There is no difference in the sensitivity of swabs for detecting GBS when collected by patients vs. physicians; therefore, either method can be used. (Strength of Recommendation: C, based on cohort and randomized studies.) Patients do not express a consistent preference for self-collection of samples vs. collection by a physician.
Four trials compared self- and physician-collected swabs to detect GBS in pregnant patients.1–4 Each study recruited women at 35 to 37 weeks' gestation. The reference standard in each study was a positive GBS culture by either collection method. Agreement between the two methods was high. GBS prevalence ranged from 12% to 19%. In two of the four trials, cultures were not incubated in an enrichment broth, which may have resulted in a lower GBS prevalence.2,4
In a 2006 prospective trial, 330 women (average age = 27.2 years) at a family medicine prenatal care clinic in Canada were randomly assigned to clinician-collected vaginorectal swabs followed by self-collected swabs, or vice versa.1 The women received written instructions and a diagram of the self-collection procedure. Clinicians were not blinded to the testing sequence. Both collection methods yielded comparable sensitivity (97% clinician-collected vs. 87% self-collected; Cohen's kappa agreement = 0.9; 95% confidence interval [CI], 0.8 to 1). Patients were slightly more likely to prefer self-collection. There were 56 patients who declined to participate. Participants were four times more likely than nonparticipants to have completed high school (odds ratio [OR] = 4; 95% CI, 1.2 to 13.4), and those who declined were more likely to prefer collection by a clinician (OR = 6.9; 95% CI, 2.8 to 17.1).
A 2008 nonrandomized, prospective study of 600 women (average age = 31 years) compared self-collected GBS culture results with those obtained from a subsequent physician-collected sample.2 Patients were recruited from public and private prenatal clinics in Ireland, and clinic staff explained the self-collection procedure to the patients. As in the previous study, both collection methods had high sensitivity (94% clinician-collected vs. 84% self-collected; Cohen's kappa agreement = 0.9; 95% CI, 0.8 to 0.9). The women preferred collection by a physician over self-collection (43% vs. 28%; 28% reported no preference). The most common reason given was concern about collecting the sample correctly.
A 2000 nonrandomized, prospective study at a military hospital in Colorado alternately assigned 250 women to physician-collected swabs followed by self-collection, or vice versa.3 Patients received written instructions and a diagram of the self-collection procedure.

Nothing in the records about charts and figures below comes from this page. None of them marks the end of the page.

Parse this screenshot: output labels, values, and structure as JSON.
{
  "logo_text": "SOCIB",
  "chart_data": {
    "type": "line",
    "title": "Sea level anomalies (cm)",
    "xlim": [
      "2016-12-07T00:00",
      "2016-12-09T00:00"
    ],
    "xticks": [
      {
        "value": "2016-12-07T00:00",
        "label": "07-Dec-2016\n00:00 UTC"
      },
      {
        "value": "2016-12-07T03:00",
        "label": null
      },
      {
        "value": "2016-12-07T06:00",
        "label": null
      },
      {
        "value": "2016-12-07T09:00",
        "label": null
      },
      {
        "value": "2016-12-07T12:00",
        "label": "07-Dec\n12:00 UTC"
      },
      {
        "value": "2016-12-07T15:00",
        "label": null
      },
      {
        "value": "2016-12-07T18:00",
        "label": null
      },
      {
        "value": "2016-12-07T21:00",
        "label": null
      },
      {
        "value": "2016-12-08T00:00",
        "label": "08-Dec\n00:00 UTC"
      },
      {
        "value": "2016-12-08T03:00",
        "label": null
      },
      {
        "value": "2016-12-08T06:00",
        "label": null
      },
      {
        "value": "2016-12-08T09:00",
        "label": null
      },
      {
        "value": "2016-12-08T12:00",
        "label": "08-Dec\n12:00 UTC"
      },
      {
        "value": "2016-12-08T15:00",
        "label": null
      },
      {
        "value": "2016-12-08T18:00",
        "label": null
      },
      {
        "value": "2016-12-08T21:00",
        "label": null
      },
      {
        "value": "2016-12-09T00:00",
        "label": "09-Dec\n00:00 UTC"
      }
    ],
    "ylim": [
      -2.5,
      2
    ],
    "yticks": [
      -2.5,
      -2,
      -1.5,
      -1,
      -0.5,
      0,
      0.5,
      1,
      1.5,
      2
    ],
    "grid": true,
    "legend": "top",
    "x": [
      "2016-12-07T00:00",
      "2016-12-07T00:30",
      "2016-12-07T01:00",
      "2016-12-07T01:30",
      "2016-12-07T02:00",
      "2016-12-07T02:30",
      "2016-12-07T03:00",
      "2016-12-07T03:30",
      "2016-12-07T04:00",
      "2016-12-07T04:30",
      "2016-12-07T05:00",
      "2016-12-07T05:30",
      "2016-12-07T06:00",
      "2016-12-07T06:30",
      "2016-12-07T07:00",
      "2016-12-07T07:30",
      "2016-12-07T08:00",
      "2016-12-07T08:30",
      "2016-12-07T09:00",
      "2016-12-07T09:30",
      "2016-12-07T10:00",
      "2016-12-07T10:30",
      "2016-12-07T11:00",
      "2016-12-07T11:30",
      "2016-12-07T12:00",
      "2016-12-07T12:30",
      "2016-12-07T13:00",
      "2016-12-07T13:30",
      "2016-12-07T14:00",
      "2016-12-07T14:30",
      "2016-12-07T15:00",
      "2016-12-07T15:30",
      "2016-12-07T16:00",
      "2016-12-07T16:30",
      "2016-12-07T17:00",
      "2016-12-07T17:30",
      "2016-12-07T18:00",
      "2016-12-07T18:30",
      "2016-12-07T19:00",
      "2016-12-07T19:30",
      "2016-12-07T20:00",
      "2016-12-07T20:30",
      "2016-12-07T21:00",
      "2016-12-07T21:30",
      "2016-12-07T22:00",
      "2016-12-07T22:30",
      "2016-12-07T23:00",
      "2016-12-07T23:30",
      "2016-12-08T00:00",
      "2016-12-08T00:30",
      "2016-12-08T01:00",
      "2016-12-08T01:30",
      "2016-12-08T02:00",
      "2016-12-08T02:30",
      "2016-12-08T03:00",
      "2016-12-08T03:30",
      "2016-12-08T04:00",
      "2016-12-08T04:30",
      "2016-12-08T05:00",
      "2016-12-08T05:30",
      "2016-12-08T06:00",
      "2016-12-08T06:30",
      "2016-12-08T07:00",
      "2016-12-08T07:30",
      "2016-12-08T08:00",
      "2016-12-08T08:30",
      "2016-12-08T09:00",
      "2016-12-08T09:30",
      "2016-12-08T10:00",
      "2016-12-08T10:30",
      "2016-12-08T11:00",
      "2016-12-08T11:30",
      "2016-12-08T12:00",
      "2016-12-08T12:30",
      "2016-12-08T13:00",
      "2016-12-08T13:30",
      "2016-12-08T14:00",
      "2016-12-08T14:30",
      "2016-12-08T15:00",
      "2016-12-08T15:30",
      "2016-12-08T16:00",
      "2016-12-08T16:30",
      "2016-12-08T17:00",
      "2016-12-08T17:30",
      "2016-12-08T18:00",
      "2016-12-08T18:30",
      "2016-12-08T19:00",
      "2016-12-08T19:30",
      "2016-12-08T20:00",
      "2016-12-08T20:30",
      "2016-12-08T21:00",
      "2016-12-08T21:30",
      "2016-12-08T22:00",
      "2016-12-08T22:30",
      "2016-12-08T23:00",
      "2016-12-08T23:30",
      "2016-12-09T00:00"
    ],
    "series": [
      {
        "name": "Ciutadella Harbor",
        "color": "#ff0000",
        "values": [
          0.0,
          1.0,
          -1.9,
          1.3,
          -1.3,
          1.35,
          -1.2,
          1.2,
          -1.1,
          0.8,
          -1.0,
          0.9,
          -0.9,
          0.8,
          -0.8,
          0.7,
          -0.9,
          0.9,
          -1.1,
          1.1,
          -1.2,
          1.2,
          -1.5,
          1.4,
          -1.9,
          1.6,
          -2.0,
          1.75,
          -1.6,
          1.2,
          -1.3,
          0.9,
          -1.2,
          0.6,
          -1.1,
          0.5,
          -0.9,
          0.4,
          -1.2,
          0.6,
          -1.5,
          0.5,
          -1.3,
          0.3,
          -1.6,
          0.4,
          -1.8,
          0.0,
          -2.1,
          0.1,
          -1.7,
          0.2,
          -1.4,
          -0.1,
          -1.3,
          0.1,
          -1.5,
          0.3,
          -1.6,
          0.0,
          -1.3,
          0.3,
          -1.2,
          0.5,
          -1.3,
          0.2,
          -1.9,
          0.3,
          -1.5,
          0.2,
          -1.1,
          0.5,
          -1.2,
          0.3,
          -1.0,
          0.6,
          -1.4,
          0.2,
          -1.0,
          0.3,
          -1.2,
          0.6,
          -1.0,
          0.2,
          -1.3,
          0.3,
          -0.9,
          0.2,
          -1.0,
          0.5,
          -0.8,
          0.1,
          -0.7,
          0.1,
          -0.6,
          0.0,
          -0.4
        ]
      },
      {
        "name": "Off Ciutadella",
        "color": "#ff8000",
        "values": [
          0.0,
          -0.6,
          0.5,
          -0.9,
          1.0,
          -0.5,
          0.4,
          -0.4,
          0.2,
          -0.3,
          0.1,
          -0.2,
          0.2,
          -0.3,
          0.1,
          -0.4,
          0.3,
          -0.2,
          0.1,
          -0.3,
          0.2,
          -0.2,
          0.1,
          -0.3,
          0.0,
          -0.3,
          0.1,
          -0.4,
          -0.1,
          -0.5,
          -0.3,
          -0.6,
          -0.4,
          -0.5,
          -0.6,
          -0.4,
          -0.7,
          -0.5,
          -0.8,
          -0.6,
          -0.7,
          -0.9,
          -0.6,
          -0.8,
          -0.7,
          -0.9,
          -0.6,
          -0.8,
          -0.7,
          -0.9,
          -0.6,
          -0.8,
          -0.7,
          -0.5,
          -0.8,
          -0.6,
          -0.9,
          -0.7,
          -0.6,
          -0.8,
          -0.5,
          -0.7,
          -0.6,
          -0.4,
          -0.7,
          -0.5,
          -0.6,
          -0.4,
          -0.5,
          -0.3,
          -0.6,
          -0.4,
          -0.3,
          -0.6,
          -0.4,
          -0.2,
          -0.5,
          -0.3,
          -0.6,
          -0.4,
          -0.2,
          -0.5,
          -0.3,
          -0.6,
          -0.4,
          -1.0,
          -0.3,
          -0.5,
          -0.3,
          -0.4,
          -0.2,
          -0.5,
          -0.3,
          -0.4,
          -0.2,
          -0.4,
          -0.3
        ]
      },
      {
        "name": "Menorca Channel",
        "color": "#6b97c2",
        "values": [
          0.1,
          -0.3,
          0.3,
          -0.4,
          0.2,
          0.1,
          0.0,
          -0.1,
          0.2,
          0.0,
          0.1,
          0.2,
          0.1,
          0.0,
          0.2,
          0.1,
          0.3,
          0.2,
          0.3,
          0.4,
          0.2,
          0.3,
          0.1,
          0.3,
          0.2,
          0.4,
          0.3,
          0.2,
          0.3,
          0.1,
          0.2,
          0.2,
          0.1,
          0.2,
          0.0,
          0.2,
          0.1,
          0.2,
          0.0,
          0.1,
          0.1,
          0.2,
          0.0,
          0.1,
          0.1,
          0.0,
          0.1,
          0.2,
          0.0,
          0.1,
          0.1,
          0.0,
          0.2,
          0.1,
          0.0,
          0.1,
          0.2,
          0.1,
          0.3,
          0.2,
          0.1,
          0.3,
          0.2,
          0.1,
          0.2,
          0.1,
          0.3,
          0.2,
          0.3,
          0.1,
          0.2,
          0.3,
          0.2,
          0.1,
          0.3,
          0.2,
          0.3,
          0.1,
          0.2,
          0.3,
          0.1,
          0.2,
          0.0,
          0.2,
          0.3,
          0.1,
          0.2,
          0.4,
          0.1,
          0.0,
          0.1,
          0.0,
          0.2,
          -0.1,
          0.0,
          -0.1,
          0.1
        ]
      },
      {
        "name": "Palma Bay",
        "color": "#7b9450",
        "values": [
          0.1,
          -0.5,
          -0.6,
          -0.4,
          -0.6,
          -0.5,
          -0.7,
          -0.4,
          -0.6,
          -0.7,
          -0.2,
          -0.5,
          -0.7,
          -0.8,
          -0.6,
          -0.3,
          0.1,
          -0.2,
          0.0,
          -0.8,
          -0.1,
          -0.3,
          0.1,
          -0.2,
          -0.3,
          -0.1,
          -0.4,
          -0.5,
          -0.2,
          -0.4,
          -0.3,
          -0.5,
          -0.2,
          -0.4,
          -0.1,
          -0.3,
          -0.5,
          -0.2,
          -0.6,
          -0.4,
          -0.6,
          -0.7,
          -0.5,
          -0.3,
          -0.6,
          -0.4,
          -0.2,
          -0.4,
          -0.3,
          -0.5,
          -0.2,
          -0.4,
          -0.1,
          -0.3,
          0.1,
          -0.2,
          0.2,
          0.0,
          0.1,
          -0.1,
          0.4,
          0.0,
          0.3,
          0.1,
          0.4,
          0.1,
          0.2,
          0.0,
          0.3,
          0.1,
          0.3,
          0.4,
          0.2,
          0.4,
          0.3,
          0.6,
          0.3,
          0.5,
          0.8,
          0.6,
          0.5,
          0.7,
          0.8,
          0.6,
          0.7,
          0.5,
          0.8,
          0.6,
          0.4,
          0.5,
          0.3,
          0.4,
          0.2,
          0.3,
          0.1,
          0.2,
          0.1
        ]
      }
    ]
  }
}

There was no difference in first vs. second sample sensitivities in either group (93% clinician-collected vs. 84% self-collected; Cohen's kappa agreement = 0.8; 95% CI, 0.7 to 0.9). The women slightly preferred self-collection (58% vs. 42%).
A 2009 retrospective analysis compared GBS culture results from 293 patients who performed self-collection with those of 507 patients in whom physicians collected the samples.4 The patients attended two community clinics in Colorado; 75% were Hispanic and 85% were below 200% of the federal poverty level. GBS prevalence was slightly higher in the patient-collected samples (13% vs. 11% in clinician-collected samples), but the difference was not statistically significant. The patients did not receive uniform instructions for self-collection. The authors did not report patient preferences.